Why? Well it’s rather obvious – many people associate confrontation with initiating uncomfortably awkward conversations where someone will be told something they don’t want to hear. Confrontation is usually feared and avoided because the confrontor assumes that an already strained relationship will only get worse as the confrontee may bark back something in his or her defense, or, in some instances, become very emotional. After all, people don’t confront good behavior – only behavior that gets in the way of getting one’s needs met. But, confrontation is inevitable, and learning how to confront properly is a skill that can be acquired through a good leadership training program.
And what is the price we pay for not confronting? It can cost us our emotional and mental sanity.
For starters, our urge to confront usually stems from, as previously mentioned, someone who is compromising or affecting our ability to get our needs met. In other words, we confront when a problem needs to get fixed. And the longer we wait, the more miserable we become, and the angrier we get which perpetuates the misery. For example, if one of your direct reports always seems as if he is about to blow a gasket, displays a lack of respect toward you and doesn’t play well with others, he is affecting your ability to keep your team productive and in sync. Should you choose to not confront the problem, you are clearly excusing the behavior while making everyone on your work team frustrated. Soon, you will lose the respect of your team, and winning back that respect is a steep hill to climb.

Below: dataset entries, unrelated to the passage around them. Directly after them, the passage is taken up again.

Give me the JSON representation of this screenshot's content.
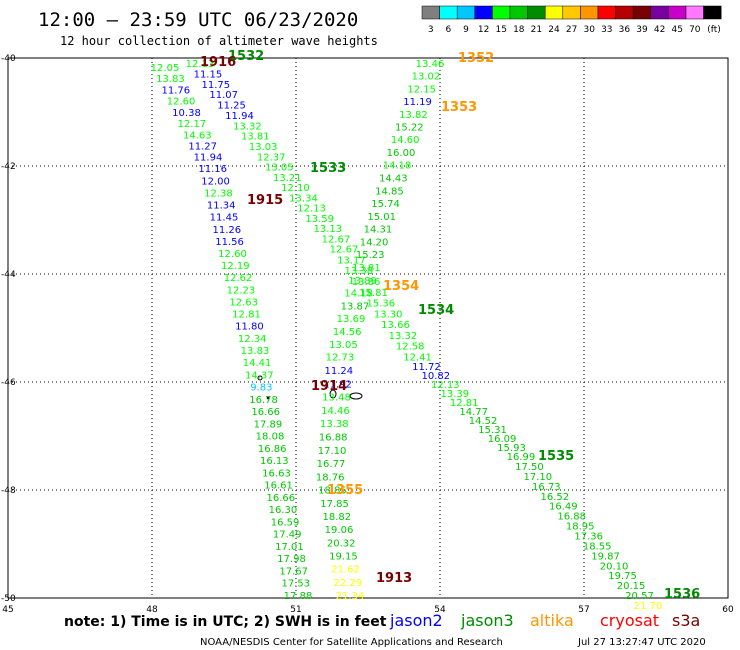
{
  "header": {
    "title": "12:00 – 23:59 UTC 06/23/2020",
    "subtitle": "12 hour collection of altimeter wave heights"
  },
  "legend": {
    "unit": "(ft)",
    "bins": [
      {
        "label": "3",
        "color": "#7f7f7f"
      },
      {
        "label": "6",
        "color": "#00ffff"
      },
      {
        "label": "9",
        "color": "#00c8ff"
      },
      {
        "label": "12",
        "color": "#0000ff"
      },
      {
        "label": "15",
        "color": "#00ff00"
      },
      {
        "label": "18",
        "color": "#00c800"
      },
      {
        "label": "21",
        "color": "#008c00"
      },
      {
        "label": "24",
        "color": "#ffff00"
      },
      {
        "label": "27",
        "color": "#ffc800"
      },
      {
        "label": "30",
        "color": "#ff9600"
      },
      {
        "label": "33",
        "color": "#ff0000"
      },
      {
        "label": "36",
        "color": "#b40000"
      },
      {
        "label": "39",
        "color": "#780000"
      },
      {
        "label": "42",
        "color": "#7800a0"
      },
      {
        "label": "45",
        "color": "#c800c8"
      },
      {
        "label": "70",
        "color": "#ff78ff"
      },
      {
        "label": "",
        "color": "#000000"
      }
    ]
  },
  "axes": {
    "lon_ticks": [
      "45",
      "48",
      "51",
      "54",
      "57",
      "60"
    ],
    "lat_ticks": [
      "-40",
      "-42",
      "-44",
      "-46",
      "-48",
      "-50"
    ],
    "lon_range": [
      45,
      60
    ],
    "lat_range": [
      -40,
      -50
    ]
  },
  "passes": [
    {
      "id": "1532",
      "color": "#008c00"
    },
    {
      "id": "1533",
      "color": "#008c00"
    },
    {
      "id": "1534",
      "color": "#008c00"
    },
    {
      "id": "1535",
      "color": "#008c00"
    },
    {
      "id": "1536",
      "color": "#008c00"
    },
    {
      "id": "1352",
      "color": "#ff9600"
    },
    {
      "id": "1353",
      "color": "#ff9600"
    },
    {
      "id": "1354",
      "color": "#ff9600"
    },
    {
      "id": "1355",
      "color": "#ff9600"
    },
    {
      "id": "1913",
      "color": "#780000"
    },
    {
      "id": "1914",
      "color": "#780000"
    },
    {
      "id": "1915",
      "color": "#780000"
    },
    {
      "id": "1916",
      "color": "#780000"
    }
  ],
  "tracks": {
    "t1": {
      "values": [
        "12.05",
        "13.83",
        "11.76",
        "12.60",
        "10.38",
        "12.17",
        "14.63",
        "11.27",
        "11.94",
        "11.16",
        "12.00",
        "12.38",
        "11.34",
        "11.45",
        "11.26",
        "11.56",
        "12.60",
        "12.19",
        "12.62",
        "12.23",
        "12.63",
        "12.81",
        "11.80",
        "12.34",
        "13.83",
        "14.41",
        "14.37",
        "9.83",
        "16.78",
        "16.66",
        "17.89",
        "18.08",
        "16.86",
        "16.13",
        "16.63",
        "16.61",
        "16.66",
        "16.30",
        "16.59",
        "17.49",
        "17.01",
        "17.98",
        "17.67",
        "17.53",
        "17.88"
      ],
      "colors": [
        "#00ff00",
        "#00ff00",
        "#0000ff",
        "#00ff00",
        "#0000ff",
        "#00ff00",
        "#00ff00",
        "#0000ff",
        "#0000ff",
        "#0000ff",
        "#0000ff",
        "#00ff00",
        "#0000ff",
        "#0000ff",
        "#0000ff",
        "#0000ff",
        "#00ff00",
        "#00ff00",
        "#00ff00",
        "#00ff00",
        "#00ff00",
        "#00ff00",
        "#0000ff",
        "#00ff00",
        "#00ff00",
        "#00ff00",
        "#00ff00",
        "#00c8ff",
        "#00c800",
        "#00c800",
        "#00c800",
        "#00c800",
        "#00c800",
        "#00c800",
        "#00c800",
        "#00c800",
        "#00c800",
        "#00c800",
        "#00c800",
        "#00c800",
        "#00c800",
        "#00c800",
        "#00c800",
        "#00c800",
        "#00c800"
      ]
    },
    "t2": {
      "values": [
        "12.13",
        "11.15",
        "11.75",
        "11.07",
        "11.25",
        "11.94",
        "13.32",
        "13.81",
        "13.03",
        "12.37",
        "13.05",
        "13.21",
        "12.10",
        "13.34",
        "12.13",
        "13.59",
        "13.13",
        "12.67",
        "12.67",
        "13.17",
        "13.38",
        "13.86",
        "15.81",
        "15.36",
        "13.30",
        "13.66",
        "13.32",
        "12.58",
        "12.41",
        "11.72",
        "10.82",
        "12.13",
        "13.39",
        "12.81",
        "14.77",
        "14.52",
        "15.31",
        "16.09",
        "15.93",
        "16.99",
        "17.50",
        "17.10",
        "16.73",
        "16.52",
        "16.49",
        "16.88",
        "18.95",
        "17.36",
        "18.55",
        "19.87",
        "20.10",
        "19.75",
        "20.15",
        "20.57",
        "21.70"
      ],
      "colors": [
        "#00ff00",
        "#0000ff",
        "#0000ff",
        "#0000ff",
        "#0000ff",
        "#0000ff",
        "#00ff00",
        "#00ff00",
        "#00ff00",
        "#00ff00",
        "#00ff00",
        "#00ff00",
        "#00ff00",
        "#00ff00",
        "#00ff00",
        "#00ff00",
        "#00ff00",
        "#00ff00",
        "#00ff00",
        "#00ff00",
        "#00ff00",
        "#00ff00",
        "#00ff00",
        "#00ff00",
        "#00ff00",
        "#00ff00",
        "#00ff00",
        "#00ff00",
        "#00ff00",
        "#0000ff",
        "#0000ff",
        "#00ff00",
        "#00ff00",
        "#00ff00",
        "#00c800",
        "#00c800",
        "#00c800",
        "#00c800",
        "#00c800",
        "#00c800",
        "#00c800",
        "#00c800",
        "#00c800",
        "#00c800",
        "#00c800",
        "#00c800",
        "#00c800",
        "#00c800",
        "#00c800",
        "#00c800",
        "#00c800",
        "#00c800",
        "#00c800",
        "#00c800",
        "#ffff00"
      ]
    },
    "t3": {
      "values": [
        "13.46",
        "13.02",
        "12.15",
        "11.19",
        "13.82",
        "15.22",
        "14.60",
        "16.00",
        "14.18",
        "14.43",
        "14.85",
        "15.74",
        "15.01",
        "14.31",
        "14.20",
        "15.23",
        "13.81",
        "13.89",
        "14.18",
        "13.87",
        "13.69",
        "14.56",
        "13.05",
        "12.73",
        "11.24",
        "11.92",
        "13.48",
        "14.46",
        "13.38",
        "16.88",
        "17.10",
        "16.77",
        "18.76",
        "18.85",
        "17.85",
        "18.82",
        "19.06",
        "20.32",
        "19.15",
        "21.62",
        "22.29",
        "21.34"
      ],
      "colors": [
        "#00ff00",
        "#00ff00",
        "#00ff00",
        "#0000ff",
        "#00ff00",
        "#00c800",
        "#00ff00",
        "#00c800",
        "#00ff00",
        "#00c800",
        "#00c800",
        "#00c800",
        "#00c800",
        "#00c800",
        "#00c800",
        "#00c800",
        "#00ff00",
        "#00ff00",
        "#00ff00",
        "#00c800",
        "#00ff00",
        "#00ff00",
        "#00ff00",
        "#00ff00",
        "#0000ff",
        "#0000ff",
        "#00ff00",
        "#00ff00",
        "#00ff00",
        "#00c800",
        "#00c800",
        "#00c800",
        "#00c800",
        "#00c800",
        "#00c800",
        "#00c800",
        "#00c800",
        "#00c800",
        "#00c800",
        "#ffff00",
        "#ffff00",
        "#ffff00"
      ]
    }
  },
  "footer": {
    "note": "note:  1) Time is in UTC; 2) SWH is in feet",
    "credit": "NOAA/NESDIS Center for Satellite Applications and Research",
    "timestamp": "Jul 27 13:27:47 UTC 2020",
    "missions": [
      {
        "label": "jason2",
        "color": "#0000ff"
      },
      {
        "label": "jason3",
        "color": "#008c00"
      },
      {
        "label": "altika",
        "color": "#ff9600"
      },
      {
        "label": "cryosat",
        "color": "#ff0000"
      },
      {
        "label": "s3a",
        "color": "#780000"
      }
    ]
  }
}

However, confrontations, when handled properly with the use of “I” messages, end on positive note where both people win through getting their needs met. Where ineffective managers think in terms of one person winning and another losing, effective managers strive to reach solutions where both parties win and part on good terms. And the formula for a complete I-Message is simple: provide a brief non-blameful description of the behavior you find unacceptable, express your feelings about the behavior and the tangible and concrete effect of the behavior on you. Give the person you are speaking with an opportunity to voice their issues or feelings and then switch gears through active listening to identify the core of the problem in the spirit of reaching a solution and resolution.
With this approach, you can actually think of the confrontation as nothing more than a conversation with an objective in mind. And when you think these terms, the conversation isn’t nearly as intimidating, and much easier to facilitate.